The commentarial interpretation of parimukha (translated above as “in front”) is that it refers to the tip of the nose or perhaps the upper lip. The problem is there is not much Canonical support for this. Some meditation movements have a wider interpretation, such as the Mahāsi tradition where they focus on the abdomen.
Both Bhante Sujato (see “History of Mindfulness”, pp. 109-110) and Ven. Analayo (“Satipaṭṭhāna”, pp.108-109) dispute that parimukha can be pinned down in such a narrow way. I think they are probably right. To me the idea of “establishing mindfulness in front” is clear enough. In the context of ānāpānasati it probably just means being aware of the breath in the present moment, and not relating it to any specific physical location. As your meditation deepens, if you attend to it, you may very well notice that you are in fact aware of the breath at the tip of the nose. (And it may be that this is where the commentarial interpretation comes from.) But usually there is no particular reason why you would focus on this. Ānāpānasati is, after all, breath meditation, not body meditation.
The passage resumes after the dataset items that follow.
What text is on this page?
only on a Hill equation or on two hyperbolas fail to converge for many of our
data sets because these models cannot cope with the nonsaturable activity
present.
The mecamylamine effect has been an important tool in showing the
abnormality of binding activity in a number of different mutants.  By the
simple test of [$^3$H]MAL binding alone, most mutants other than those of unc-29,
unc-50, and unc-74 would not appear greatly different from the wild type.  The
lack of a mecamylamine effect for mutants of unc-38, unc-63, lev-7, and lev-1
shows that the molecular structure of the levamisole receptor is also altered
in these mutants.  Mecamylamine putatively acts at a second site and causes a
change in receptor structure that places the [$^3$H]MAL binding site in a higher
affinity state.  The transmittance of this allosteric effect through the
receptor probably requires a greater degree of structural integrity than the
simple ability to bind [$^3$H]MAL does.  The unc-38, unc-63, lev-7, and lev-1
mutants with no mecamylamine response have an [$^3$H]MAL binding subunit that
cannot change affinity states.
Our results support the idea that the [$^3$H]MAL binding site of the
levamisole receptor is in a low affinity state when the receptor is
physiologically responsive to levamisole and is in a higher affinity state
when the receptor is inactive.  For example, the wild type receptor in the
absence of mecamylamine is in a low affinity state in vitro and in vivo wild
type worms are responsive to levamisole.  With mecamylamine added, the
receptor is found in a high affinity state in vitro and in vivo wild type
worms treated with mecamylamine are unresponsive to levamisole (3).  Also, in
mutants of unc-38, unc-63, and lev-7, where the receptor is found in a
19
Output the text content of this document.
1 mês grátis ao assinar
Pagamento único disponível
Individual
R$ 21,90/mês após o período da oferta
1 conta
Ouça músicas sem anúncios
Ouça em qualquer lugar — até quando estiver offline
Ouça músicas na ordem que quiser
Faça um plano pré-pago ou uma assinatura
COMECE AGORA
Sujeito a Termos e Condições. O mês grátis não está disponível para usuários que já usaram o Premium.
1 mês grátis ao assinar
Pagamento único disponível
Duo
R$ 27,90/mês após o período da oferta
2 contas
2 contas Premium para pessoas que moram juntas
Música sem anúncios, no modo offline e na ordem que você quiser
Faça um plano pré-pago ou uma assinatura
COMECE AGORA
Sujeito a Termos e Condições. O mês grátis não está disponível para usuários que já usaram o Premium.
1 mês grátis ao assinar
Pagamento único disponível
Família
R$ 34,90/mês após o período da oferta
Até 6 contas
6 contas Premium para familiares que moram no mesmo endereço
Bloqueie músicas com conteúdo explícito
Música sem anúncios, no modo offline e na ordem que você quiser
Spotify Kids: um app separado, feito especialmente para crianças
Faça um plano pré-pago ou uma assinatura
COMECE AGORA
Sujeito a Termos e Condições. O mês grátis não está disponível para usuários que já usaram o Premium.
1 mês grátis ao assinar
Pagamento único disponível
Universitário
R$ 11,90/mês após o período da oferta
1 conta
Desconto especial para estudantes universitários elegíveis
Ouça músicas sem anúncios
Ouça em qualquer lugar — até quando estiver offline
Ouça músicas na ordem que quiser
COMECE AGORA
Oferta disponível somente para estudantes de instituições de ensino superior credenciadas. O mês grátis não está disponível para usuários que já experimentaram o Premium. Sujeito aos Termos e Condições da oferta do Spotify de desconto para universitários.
Establishing mindfulness in the right way requires presence of mind and sufficient clarity. You are then ready to focus on the breath.
Yes, you need a high level of sīla for the sequence in AN 10.2 to be automatic. But as always it is a gradual thing. The better your sīla, the further up the sequence you will tend to go. This tells you something the importance of sīla for meditation practice.
It is important to bear in mind that sīla in Buddhism is much wider than what we normally mean by “morality”. I sometimes like to regard it as character development. In other words, it is not just about how we act and speak, but also about how we think and even how we perceive the world. When all of this is developed according to Dhamma - less anger and desire, more kindness and compassion - then the meditation develops accordingly.
The exertion of volition occurs mostly in regard to sīla. This may include the early stages of meditation, because you may need to exert a bit of will to avoid the hindrances arising in the mind. But this is a very minor exertion of the will. If you have prepared the mind well, it is almost automatic.
Probably both. I think willpower may take you some of the way, but eventually it will block you from going further. If you have made a habit of it, it may be difficult to give it up as your meditation deepens. Many meditators - good meditators - say they were not even aware they were using willpower. It tends to be very subtle. I think it is good to get out of the habit as soon as possible.
Anyway, I like the idea of it all being dhammatā, “natural”. It’s just so appealing. You live well and with kindness. But when you sit down to meditate, all you do is relax and enjoy yourself. This is part of what makes the path so worthwhile. You are not only allowed to enjoy yourself, you are encouraged to do so! Profound happiness is an indispensable aspect of the path.